History of Hymns: Priest bases hymn on call to be ‘fishers of men’

“Lord, You Have Come to the Lakeshore”
Cesáreo Gabaráin
UM Hymnal
, No. 344

Lord, you have come to the lakeshore
looking neither for wealthy nor wise ones;
you only asked me to follow humbly.

O Lord, with your eyes you have searched me,
and while smiling have spoken my name;
now my boat’s left on the shoreline behind me;
by your side I will seek other seas. *

Monseñor Cesáreo Gabaráin (1936-1991) was one of the best-known composers of Spanish liturgical music following the reforms of the Second Vatican Council (1962-65). He was inspired by the feelings and actions of the humble people he met during his ministry.

Gabaráin’s hymns were recorded on 37 albums, the last completed posthumously. He is the only Roman Catholic composer to receive the honor of a Gold Record (at least 50,000 copies) in Spain. Pope John Paul II (1920-2005) appointed the priest Chaplain Prelate of His Holiness.

Cesáreo Gabaráin

At age 10 Gabaráin entered the minor seminary in Zaragoza, where he began his musical studies. In 1952 he continued his education at Seminario Mayor of San Sebastián, near his hometown, and was ordained to the priesthood at San Sebastián on Dec. 19, 1959.

He then served as chaplain of the College of the Marist Brothers of Antzuola in his home province of Gipúzkoa. In 1964, he continued his ministry as chaplain at Fundación Zorroaga, a nursing home in San Sebastián. After two years he returned to the chaplaincy in the College of the Marist Brothers, this time in Madrid, where he began to compose.

Gabaráin later served in parish ministry in Nuestra Señora de las Nieves (Our Lady of the Snows) and was head of religious education in the College of San Fernando. He died of cancer in Antzuola in 1991, after touring 22 U.S. cities to conduct workshops in conjunction with OCP (Oregon Catholic Press).

In addition to his theological education, Gabaráin studied journalism and musicology. As a parish priest he was known for his athleticism and work with young people. His ministry to cyclists is legendary, taking so many tours with them that he became known as “priest of the cyclists.” In addition to spending many summer vacations ministering to cyclists participating in the Tour de France, he also performed a similar role with well-known soccer players in Madrid.

Of his five hymns in the UM Hymnal, “Pescador de Hombres” (“Fisher of Men”), the original Spanish title, is the most popular and indeed, one of the more popular newer hymns in the hymnal.
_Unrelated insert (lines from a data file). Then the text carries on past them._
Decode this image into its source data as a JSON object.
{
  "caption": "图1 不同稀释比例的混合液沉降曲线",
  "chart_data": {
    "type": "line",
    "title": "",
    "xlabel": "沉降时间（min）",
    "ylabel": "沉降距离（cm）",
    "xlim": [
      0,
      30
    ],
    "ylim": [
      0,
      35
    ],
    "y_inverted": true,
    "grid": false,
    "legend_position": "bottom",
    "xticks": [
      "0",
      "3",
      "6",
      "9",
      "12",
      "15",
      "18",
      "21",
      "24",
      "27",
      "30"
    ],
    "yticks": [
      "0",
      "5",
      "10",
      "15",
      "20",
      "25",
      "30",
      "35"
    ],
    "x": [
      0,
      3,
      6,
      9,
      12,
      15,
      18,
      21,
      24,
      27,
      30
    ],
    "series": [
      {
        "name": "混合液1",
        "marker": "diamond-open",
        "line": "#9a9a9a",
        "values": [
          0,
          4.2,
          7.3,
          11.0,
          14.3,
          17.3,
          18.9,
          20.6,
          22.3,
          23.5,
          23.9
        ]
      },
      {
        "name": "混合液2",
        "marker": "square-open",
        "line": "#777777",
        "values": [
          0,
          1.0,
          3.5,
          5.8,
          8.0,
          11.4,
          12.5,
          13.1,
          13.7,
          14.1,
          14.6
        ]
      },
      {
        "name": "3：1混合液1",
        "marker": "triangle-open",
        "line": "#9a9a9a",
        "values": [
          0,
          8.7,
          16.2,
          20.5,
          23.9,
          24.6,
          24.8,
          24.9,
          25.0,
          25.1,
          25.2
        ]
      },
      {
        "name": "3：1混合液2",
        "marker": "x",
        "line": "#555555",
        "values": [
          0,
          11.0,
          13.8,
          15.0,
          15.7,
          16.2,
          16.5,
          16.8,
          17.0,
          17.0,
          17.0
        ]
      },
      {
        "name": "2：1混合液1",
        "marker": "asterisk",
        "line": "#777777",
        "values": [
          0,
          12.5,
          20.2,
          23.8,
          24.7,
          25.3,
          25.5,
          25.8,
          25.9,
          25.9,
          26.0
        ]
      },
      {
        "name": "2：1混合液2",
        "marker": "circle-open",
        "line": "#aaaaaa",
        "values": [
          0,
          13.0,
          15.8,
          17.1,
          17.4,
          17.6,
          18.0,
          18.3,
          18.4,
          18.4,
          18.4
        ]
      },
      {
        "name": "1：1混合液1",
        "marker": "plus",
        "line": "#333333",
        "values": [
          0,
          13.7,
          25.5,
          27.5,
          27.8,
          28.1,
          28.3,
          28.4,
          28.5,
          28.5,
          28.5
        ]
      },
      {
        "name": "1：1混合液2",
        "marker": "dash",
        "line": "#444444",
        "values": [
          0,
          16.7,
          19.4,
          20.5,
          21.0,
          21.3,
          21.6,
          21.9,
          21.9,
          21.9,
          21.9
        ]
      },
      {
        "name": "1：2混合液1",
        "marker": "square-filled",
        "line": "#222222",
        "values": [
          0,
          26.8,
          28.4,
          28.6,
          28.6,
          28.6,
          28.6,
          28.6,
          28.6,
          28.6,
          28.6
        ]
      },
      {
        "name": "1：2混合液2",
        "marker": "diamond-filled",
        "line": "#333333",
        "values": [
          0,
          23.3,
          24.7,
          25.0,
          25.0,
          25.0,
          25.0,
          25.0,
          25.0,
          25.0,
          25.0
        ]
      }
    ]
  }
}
Written in 1979, “Tú has venido a la orilla” (the Spanish opening line) is based on the parallel passages found in the synoptic gospels on Jesus’ calling of his first disciples (Matthew 4:18-20; Mark 1:16-20; Luke 5:1-11).

As found in the Scripture, Gabaráin captures the total obedience of disciples and their willingness to give up everything: “As Jesus was walking beside the Sea of Galilee, he saw two brothers, Simon called Peter and his brother Andrew. They were casting a net into the lake, for they were fishermen. ‘Come, follow me,’ Jesus said, ‘and I will send you out to fish for people.’ At once they left their nets and followed him.” (Matthew 4:18-20, NIV)

The hymn entreats us to follow Christ with the same obedience and commitment. The refrain is a call to surrender to Jesus in response to his command to follow him. The gentle melody, PESCADOR DE HOMBRES, is reminiscent of a rocking boat by the lakeshore.

This hymn was used in the 1993 movie Alive, based on a book about the survivors of the Andes plane crash in 1972, and the Spanish film Camino (2008), about a girl who died of spinal cancer in 1985 who is in the process of canonization by the Catholic Church.

Gabaráin’s obituary noted that he “would simply smile when guides in Palestine boasted that ‘Pescador de Hombres’ was composed along the shores of Lake Tiberias, when, in fact, it was written in Madrid. Gabaráin, himself, knew the lake well as he frequently accompanied groups of pilgrims to the Holy Land.”

The Rev. Carlton Young cites evidence in his Companion to The United Methodist Hymnal (1993), that the hymn has been translated into more than 80 languages.

* Translation © 1989 The United Methodist Publishing House (administered by The Copyright Co., Nashville, Tenn.). All rights reserved. Used by permission.

Dr. Hawn is distinguished professor of church music at Perkins School of Theology. He is also director of the seminary’s sacred music program.